On Friday we revisited one of the most popular and successful spring time locations. This time rather than meeting in the village we met at the railway line and crossed it in between the roaring trains and began the long walk to the Humber bank. In the spring the bushes and fields are teeming with Warblers, Yellowhammers and Linnets, but at this time of year there is much less to see. However, when we reached Yellowhammer Lane in the afternoon we did manage to spot a single Lesser Redpoll.
Old Red Eyes
When we reached the ponds then the wildlife became more noticeable. In the morning the whole area was awash with dog walkers, but the advantage with the afternoon was that these were completely absent. As we looked in the first area of water, only to be rewarded with Mute Swans and Moorhens, I did hear a Bullfinch, which Bob managed to locate for most people to view. The anglers had been increasing the height of their banks, so it was quite difficult to see the waterfowl on them. We did manage to see some Wigeon.
Heron on the Humber
There was absolutely nothing to see on the Skiing Lake in the morning, but in the afternoon there was a female Goldeneye and a mysterious very distant brown duck. Unfortunately, the previously resident Kingfisher or the other week's Grey Wagtail were absent. On the river bank we could hear Reed Buntings, but they remained concealed in the reedbeds. From the bank we had a better view into the main angling lake, which was replete with wildfowl including more Wigeon, plus Tufted Duck, Cormorants, etc.
Strange "Birds of Prey"
In the morning on the exposed mud were several Bar-tailed Godwits, plus Lapwings, various gulls, and a single Heron. In the afternoon the tide had come in, and there wasn't so much to see here. In the morning we tried to peer into the distant marsh, but there was no wind, so the reeds were at their full height, and it wasn't possible to see large areas of water. Consequently we didn't see a single bird there. There were a few Curlews in front of the marsh in the afternoon as a result of the high tide.
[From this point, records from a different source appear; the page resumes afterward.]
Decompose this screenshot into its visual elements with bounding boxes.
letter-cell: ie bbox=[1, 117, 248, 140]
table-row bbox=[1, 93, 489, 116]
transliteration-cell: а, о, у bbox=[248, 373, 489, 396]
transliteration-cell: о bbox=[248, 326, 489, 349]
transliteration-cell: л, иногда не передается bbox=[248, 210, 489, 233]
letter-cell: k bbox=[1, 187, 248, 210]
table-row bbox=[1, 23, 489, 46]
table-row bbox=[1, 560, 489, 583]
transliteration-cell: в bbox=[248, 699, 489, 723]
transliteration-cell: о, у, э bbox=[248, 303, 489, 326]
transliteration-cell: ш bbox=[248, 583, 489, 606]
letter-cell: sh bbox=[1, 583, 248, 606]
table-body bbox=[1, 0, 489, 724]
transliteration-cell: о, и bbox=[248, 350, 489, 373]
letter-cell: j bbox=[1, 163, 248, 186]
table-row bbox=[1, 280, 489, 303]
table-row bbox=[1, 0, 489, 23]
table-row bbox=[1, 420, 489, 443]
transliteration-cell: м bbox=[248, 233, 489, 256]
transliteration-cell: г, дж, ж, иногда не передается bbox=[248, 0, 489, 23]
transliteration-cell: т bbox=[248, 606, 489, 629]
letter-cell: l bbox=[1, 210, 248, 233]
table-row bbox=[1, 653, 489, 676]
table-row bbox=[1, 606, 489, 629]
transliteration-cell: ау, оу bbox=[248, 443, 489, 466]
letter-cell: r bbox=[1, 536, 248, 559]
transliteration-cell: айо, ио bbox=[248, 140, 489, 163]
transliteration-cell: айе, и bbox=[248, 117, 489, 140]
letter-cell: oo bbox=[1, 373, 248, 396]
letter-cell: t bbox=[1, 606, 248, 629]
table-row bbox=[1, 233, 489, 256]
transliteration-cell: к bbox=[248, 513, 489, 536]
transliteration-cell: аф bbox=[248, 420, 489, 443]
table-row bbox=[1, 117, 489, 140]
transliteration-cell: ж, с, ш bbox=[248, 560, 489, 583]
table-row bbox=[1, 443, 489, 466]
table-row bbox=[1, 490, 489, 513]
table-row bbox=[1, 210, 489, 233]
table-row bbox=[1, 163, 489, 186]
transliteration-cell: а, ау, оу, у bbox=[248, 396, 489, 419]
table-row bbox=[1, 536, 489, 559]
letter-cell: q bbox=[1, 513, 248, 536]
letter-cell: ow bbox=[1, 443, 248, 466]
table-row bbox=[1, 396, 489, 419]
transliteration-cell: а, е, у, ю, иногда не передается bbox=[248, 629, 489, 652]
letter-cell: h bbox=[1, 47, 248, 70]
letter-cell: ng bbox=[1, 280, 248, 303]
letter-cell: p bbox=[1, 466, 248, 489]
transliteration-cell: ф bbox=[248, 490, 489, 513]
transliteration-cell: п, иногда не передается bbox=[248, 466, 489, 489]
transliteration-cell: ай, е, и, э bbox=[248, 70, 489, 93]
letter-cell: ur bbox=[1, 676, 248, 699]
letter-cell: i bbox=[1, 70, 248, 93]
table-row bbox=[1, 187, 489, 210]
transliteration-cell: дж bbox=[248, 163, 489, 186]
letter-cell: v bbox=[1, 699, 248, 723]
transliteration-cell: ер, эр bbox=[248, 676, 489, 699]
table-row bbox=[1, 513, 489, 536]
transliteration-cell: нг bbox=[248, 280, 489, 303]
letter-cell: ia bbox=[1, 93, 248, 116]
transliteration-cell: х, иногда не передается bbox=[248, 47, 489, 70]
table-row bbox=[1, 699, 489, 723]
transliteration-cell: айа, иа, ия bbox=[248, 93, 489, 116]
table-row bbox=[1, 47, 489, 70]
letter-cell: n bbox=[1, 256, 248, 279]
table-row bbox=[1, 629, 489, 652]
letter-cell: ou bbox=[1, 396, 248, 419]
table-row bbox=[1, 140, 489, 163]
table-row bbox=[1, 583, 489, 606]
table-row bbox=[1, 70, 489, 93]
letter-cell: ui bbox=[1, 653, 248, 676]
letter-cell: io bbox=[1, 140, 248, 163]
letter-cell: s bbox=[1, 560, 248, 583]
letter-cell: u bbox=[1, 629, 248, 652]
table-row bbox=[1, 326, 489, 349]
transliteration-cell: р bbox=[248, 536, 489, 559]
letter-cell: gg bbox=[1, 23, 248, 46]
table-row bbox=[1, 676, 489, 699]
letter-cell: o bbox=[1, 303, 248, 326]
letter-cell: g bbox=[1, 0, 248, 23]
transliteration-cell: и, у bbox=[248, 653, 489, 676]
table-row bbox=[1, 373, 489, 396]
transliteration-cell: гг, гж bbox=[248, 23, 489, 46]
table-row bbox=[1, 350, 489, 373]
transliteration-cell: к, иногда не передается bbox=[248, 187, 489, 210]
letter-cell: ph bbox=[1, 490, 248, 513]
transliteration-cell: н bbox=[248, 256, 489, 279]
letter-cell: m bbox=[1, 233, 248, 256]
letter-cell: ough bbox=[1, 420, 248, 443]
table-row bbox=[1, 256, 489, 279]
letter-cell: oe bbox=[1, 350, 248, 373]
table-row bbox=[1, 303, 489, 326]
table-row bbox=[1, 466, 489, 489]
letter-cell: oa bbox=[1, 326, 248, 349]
When we returned along the Boating Lake towards our cars, a few water skiers had taken to the water and the odd brown duck had moved near to our position. We walked along the lane concealed by the trees and when we emerged it was possible to see it was a Common Scoter. As soon as it spotted us it flew to a halfway position between us and the water skiers, initially taking refuge with a pair of Friday Unmentionables.
When we reached Yellowhammer Lane a Redpoll was still present, but this one seemed to have a much deeper red head than the one we had seen earlier - again it was alone. Was the apparent change just a trick of the light?